The API is specifically allowed to return fewer than the requested number of results, e.g. if the size of the entire result set would be too large or (as in this case) if calculating the result set would take excessive processing.

(In reply to comment #1)
Is this new? I and the users of my tools didn't notice this issue in previous MW-Versions.

Even I as SYSOP do only get 50!

And it breaks all my tools listing user uploads (ok, they will use query-continue [properly] in future) but this will not lower "excessive processing"; it will even add more traffic. The only difference will be a slight bigger delay in my tools. Note that there is no API query for user uploads! I have to use difficult logic at the client side to make such a feature available.
See Bug 26872
and https://commons.wikimedia.org/w/index.php?title=Commons:MyGallery&withJS=MediaWiki:JSONListUploads.js
and https://commons.wikimedia.org/wiki/MediaWiki:JSONListUploads.js
VisualFileChange will possibly also suffer from this bug.

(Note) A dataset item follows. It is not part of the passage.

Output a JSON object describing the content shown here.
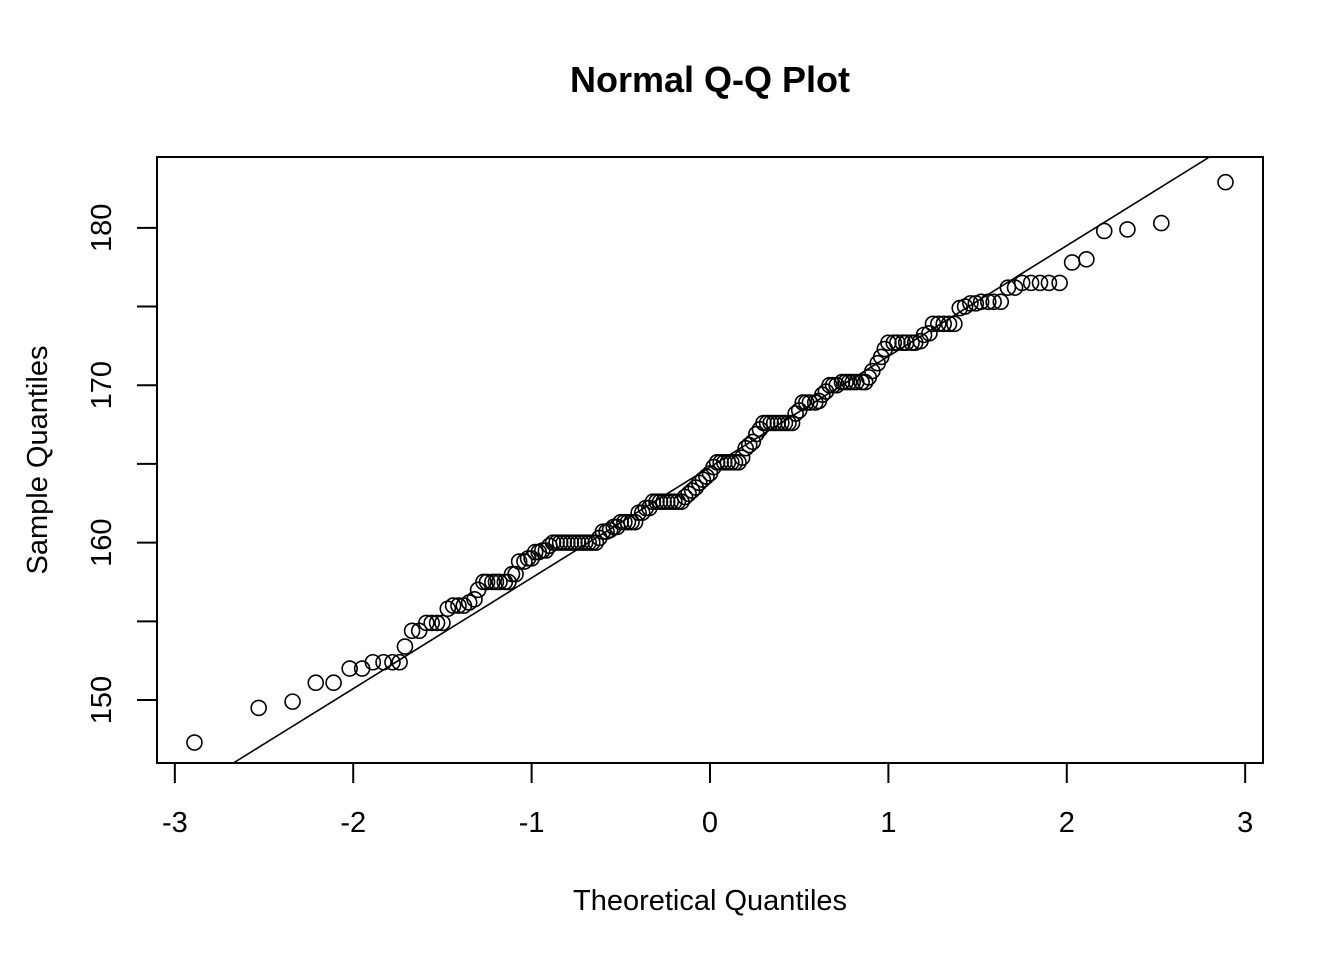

Or do you just need more API-requests to alter statistics of API usage in a way to "prove" something?

(In reply to comment #2)

Is this new? I and the users of my tools didn't notice this issue in previous
MW-Versions.

The fact that the prop=imageinfo can return fewer values than requested? No, that has been around since r46845 in early 2009.

That prop=imageinfo chooses to do so to limit the number of thumbnails generated in one query? Yes, that was added in Gerrit change 47189 merged last month.

(ok, they will use query-continue [properly] in future)

There's the proper fix for your problem.

but this will not lower "excessive processing"; it will even add more traffic.

There are concerns other than total CPU time used across the several queries. Generating too many thumbnails in a single query caused other problems.

Or do you just need more API-requests to alter statistics of API usage in a
way to "prove" something?

Assume good faith, please.

(In reply to comment #3)

Generating too many thumbnails in a single query caused other problems.

Is a general statement like "Apparently calls to File::transform can be slow" (Gerrit change #47189) and "File::transform()'s worst-case performance" (http://lists.wikimedia.org/pipermail/wikitech-l/2013-February/066102.html).

I'd like to see the tests.

And if it is that slow because it has to compute MD5 each time, wouldn't it be desireable to store these 2 letters for the ugly hashed directory structure also in the "Image" table?